Quizzed on the lack of any on-board footage from his bike, Morbidelli replied: "Probably my bike was so smashed... Or maybe the images from my bike are not for underage people!"

Asked to explain in his own words what he thinks Zarco did wrong, Morbidelli replied:

"Clearly Johann took a funny line, a line that nobody has been going – never, not even once in the weekend – a super tight light into [Turn 2] just to cut ground to overtake me. So the aim was to cut ground to overtake and then the braking we think about it later.

"The problem is that when he cut the ground he didn’t overtake me completely and he still went wide after the corner. We couldn’t avoid the collision. I couldn’t avoid because I couldn’t go any further on the right. I couldn’t go anywhere else. I couldn’t go on the inside, because there was no space to go inside and I couldn’t go outside because I would’ve ended up on the grass. So I think the accident is pretty much this."

Zarco's Avintia Ducati team have highlighted that their data shows the Frenchman braked later than ever before, information Morbidelli felt was irrelevant.

"The moment I touched Johann I’ve been braking for 50 metres. The problem is that Johann is changing his line in a super unnatural way, leaving me no space while braking," he said.

"Presenting the fact that he braked two metres later means nothing because the approach to the corner was wrong, the overtaking manoeuvre was wrong and the exiting line was wrong."

The decision of the Stewards is still to be officially announced.

Morbidelli implied that he expects Zarco to receive some sort of sanction, adding that he wasn't concerned that it has taken until today for the Stewards to investigate the incident fully.

"The truth is that finally a decision is going to be taken sooner or later. I don’t care about the time, I just care about the decision being made," he said.

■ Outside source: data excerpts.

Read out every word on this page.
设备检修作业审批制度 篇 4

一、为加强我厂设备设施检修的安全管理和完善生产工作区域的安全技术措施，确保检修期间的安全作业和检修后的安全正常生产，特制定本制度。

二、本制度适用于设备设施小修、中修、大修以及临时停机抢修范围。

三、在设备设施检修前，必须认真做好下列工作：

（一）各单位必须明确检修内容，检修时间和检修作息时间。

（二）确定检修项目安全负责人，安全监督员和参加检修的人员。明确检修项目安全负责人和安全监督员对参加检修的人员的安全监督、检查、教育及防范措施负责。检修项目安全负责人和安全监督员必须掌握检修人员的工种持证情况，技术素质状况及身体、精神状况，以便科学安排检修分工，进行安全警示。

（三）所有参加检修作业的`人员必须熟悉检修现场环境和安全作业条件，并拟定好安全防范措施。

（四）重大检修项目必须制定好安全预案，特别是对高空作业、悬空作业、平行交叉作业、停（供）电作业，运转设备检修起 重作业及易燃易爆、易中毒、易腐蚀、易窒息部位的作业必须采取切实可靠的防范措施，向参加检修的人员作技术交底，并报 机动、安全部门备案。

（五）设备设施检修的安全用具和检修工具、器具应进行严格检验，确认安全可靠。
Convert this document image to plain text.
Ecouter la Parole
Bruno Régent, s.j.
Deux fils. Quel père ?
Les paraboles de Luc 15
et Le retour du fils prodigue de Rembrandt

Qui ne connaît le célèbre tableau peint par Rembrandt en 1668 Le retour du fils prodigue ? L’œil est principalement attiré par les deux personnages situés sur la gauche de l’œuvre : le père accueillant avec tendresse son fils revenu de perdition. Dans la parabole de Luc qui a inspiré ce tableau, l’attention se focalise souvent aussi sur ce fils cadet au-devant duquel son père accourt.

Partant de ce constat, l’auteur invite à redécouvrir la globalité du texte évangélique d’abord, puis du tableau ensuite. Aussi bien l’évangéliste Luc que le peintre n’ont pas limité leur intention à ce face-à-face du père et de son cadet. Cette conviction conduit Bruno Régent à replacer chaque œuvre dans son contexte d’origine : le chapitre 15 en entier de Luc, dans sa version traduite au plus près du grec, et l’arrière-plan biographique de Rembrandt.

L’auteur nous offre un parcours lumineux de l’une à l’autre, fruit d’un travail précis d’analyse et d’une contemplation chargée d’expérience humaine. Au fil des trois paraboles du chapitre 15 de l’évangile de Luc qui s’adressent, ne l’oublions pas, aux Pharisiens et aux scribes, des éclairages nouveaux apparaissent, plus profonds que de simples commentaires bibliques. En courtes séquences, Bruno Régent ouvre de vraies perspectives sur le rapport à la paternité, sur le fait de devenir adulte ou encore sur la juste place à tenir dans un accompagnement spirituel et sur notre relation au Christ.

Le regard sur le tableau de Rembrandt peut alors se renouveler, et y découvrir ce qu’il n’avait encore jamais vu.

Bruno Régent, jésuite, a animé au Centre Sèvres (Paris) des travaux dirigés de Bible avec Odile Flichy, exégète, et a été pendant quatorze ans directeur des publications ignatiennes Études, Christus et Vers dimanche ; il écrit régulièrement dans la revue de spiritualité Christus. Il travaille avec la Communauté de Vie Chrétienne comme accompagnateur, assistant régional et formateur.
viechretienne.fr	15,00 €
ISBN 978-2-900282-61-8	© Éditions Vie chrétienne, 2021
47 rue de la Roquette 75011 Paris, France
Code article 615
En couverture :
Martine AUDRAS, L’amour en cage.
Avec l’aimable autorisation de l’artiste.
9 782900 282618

Modifications have also been made to extend the tyre wall on entry to Turn 3, where the bikes of Morbidelli and Zarco came terrifyingly close to taking out Valentino Rossi and/or Maverick Vinales, for this weekend's second Red Bull Ring round.

"I believe it’s a nice track. The layout is cool. Short but engaging still. I like it," Morbidelli said of the picturesque Austrian circuit. "[But] we have to speak about turn 2 and 3 because it’s getting more and more dangerous because of the level MotoGP is reaching right now.

"We will have to discuss it tomorrow in the Safety Commission tomorrow.

"But everywhere else it’s just fine. And I have to say the gravel it is quite fine and smooth because I was rolling in it at 300kph and I’m still walking away. Whereas we have seen at Jerez people rolling around in the gravel and not being as lucky as me. We have to say they are doing a good job and for sure they’ll do a good job improving this matter."